Again, you’re trying to pick apart the “but that’s separate from the supply increase!” and unfortunately that’s not really severable. The demand increase wouldn’t have occurred without the supply increase. Jevons Paradox being real doesn’t mean gas prices will never go up, so to speak.


> But sometimes a vast increase in supply actually induces additional demand by itself.

Induced demand is a specious argument because the demand is not actually induced by the new construction, it's suppressed by its absence.

If you have traffic congestion, or a housing shortage, then people who would have used the road or moved to the city instead do something else. The normal amount of demand that would exist in a functioning system is suppressed.

If you then alleviate some of the shortfall, that demand comes back. But you haven't induced it, you've just stopped suppressing it through congestion or high prices.

The most important thing about this is that the amount of demand at the lower cost isn't infinite. It's just more than there is at the higher cost. What this means is that you thought you had a shortfall of 100,000 units but you actually had a shortfall of 250,000 units. What it doesn't mean is that you can't solve the problem by building more units -- you just have to build 250,000 rather than 100,000.


> Again, the practical example in real estate is Colorado mountain towns.

This is not a practical example because Colorado mountain towns are not fungible or reproducible. This applies to much of the western US that features amenities in very limited supply that cannot be increased, such as low humidity, tall mountains, surfing, and vast expanses of public land.
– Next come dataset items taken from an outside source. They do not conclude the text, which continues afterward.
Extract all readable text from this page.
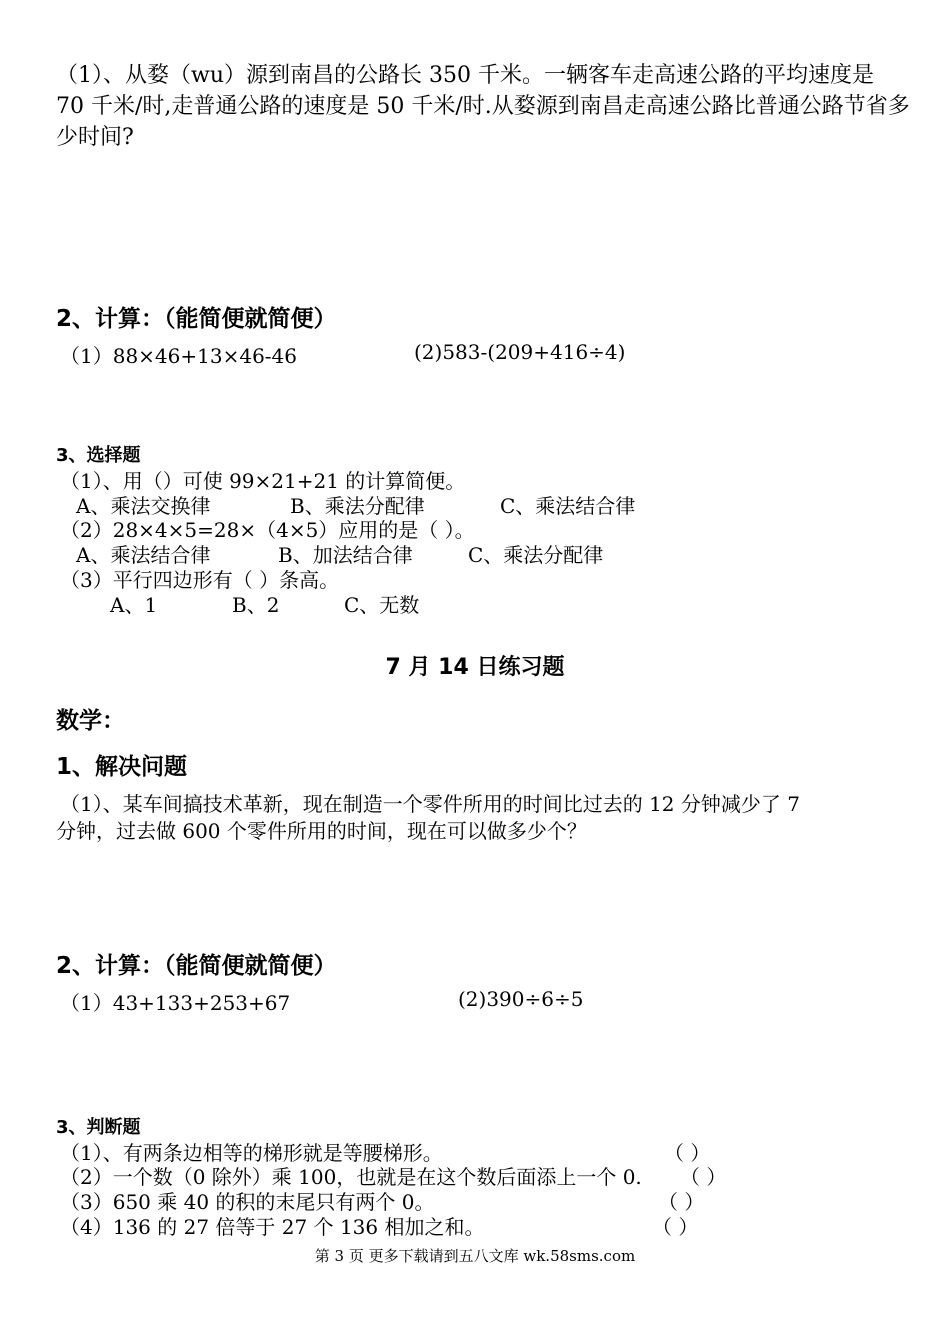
（1）、从婺（wu）源到南昌的公路长 350 千米。一辆客车走高速公路的平均速度是
70 千米/时,走普通公路的速度是 50 千米/时.从婺源到南昌走高速公路比普通公路节省多
少时间?
2、计算：（能简便就简便）
（1）88×46+13×46-46	(2)583-(209+416÷4)
3、选择题
（1）、用（）可使 99×21+21 的计算简便。
A、乘法交换律	B、乘法分配律	C、乘法结合律
（2）28×4×5=28×（4×5）应用的是（ ）。
A、乘法结合律	B、加法结合律	C、乘法分配律
（3）平行四边形有（ ）条高。
A、1	B、2	C、无数
7 月 14 日练习题
数学：
1、解决问题
（1）、某车间搞技术革新，现在制造一个零件所用的时间比过去的 12 分钟减少了 7
分钟，过去做 600 个零件所用的时间，现在可以做多少个？
2、计算：（能简便就简便）
（1）43+133+253+67	(2)390÷6÷5
3、判断题
（1）、有两条边相等的梯形就是等腰梯形。	（ ）
（2）一个数（0 除外）乘 100，也就是在这个数后面添上一个 0. （ ）
（3）650 乘 40 的积的末尾只有两个 0。	（ ）
（4）136 的 27 倍等于 27 个 136 相加之和。	（ ）
第 3 页 更多下载请到五八文库 wk.58sms.com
So the US west will always be expensive, especially if you have an airport/Costco/Apple/Trader Joes nearby.

NYC has a similar dynamic, since no other US city will come close to having a comparable subway transit system.

But this would not apply to places that are relatively fungible and in greater supply, which include many metros in the southeast/midwest/northeast.

Induced demand is a thing, but the population of people is limited hence total demand is limited.


well, no real-estate is fungible, that's not an actual distinction between GP’s thesis and mine.

I don't think that's the fundamental/underlying dysfunction of the real-estate market, because the same induced-demand effects clearly exist in other areas. Again, things like Bitcoin pretty clearly demonstrate that supply can induce its own demand and then build a positive-feedback loop that would not have existed exogenously.

But regardless, it's equally true of the real-estate that both grandparent and I were talking about. If induced demand doesn't count because every real-estate parcel is a unique good, then you also can't ever compute a curve for price, because supply will never exceed n=1 either. Therefore the Law Of Supply and Law Of Demand do not exist in this universe and GP's assertions are still false.

I'm not sure that's a useful way to think about the world, clearly real-estate is at least somewhat fungible (people don't not buy an apartment because they lost a single bid) but if you want to use that model, grandparent's arguments are equally broken, for whatever value of broken you are asserting here.

The more useful analysis imo is that real estate is mostly actually not about real estate - it’s about community, economy, etc. And those are clearly things that are highly susceptible to induced demand. There is a near-infinite supply of beautiful mountain slopes, but that’s not really what people are buying homes in Vale or Breckenridge for. They are buying it for the social factors, which is effectively 100% pure induced demand in this context.


An interesting example of this phenomenon is the development of derelict neighborhoods. I used to live in an area which was re-developed from abandoned buildings and working class housing to a luxury playground. While supply was significantly increased, typical rents skyrocketed.


But what happened to prices in the areas the new residents moved from? Didn't it make them more affordable?

And what would happen to prices in the new area if you kept building, instead of stopping? Finding an inflection point in the curve and passing legislation forcing everybody to live inside it is no proof that there isn't a point higher on the curve where more supply reduces prices again.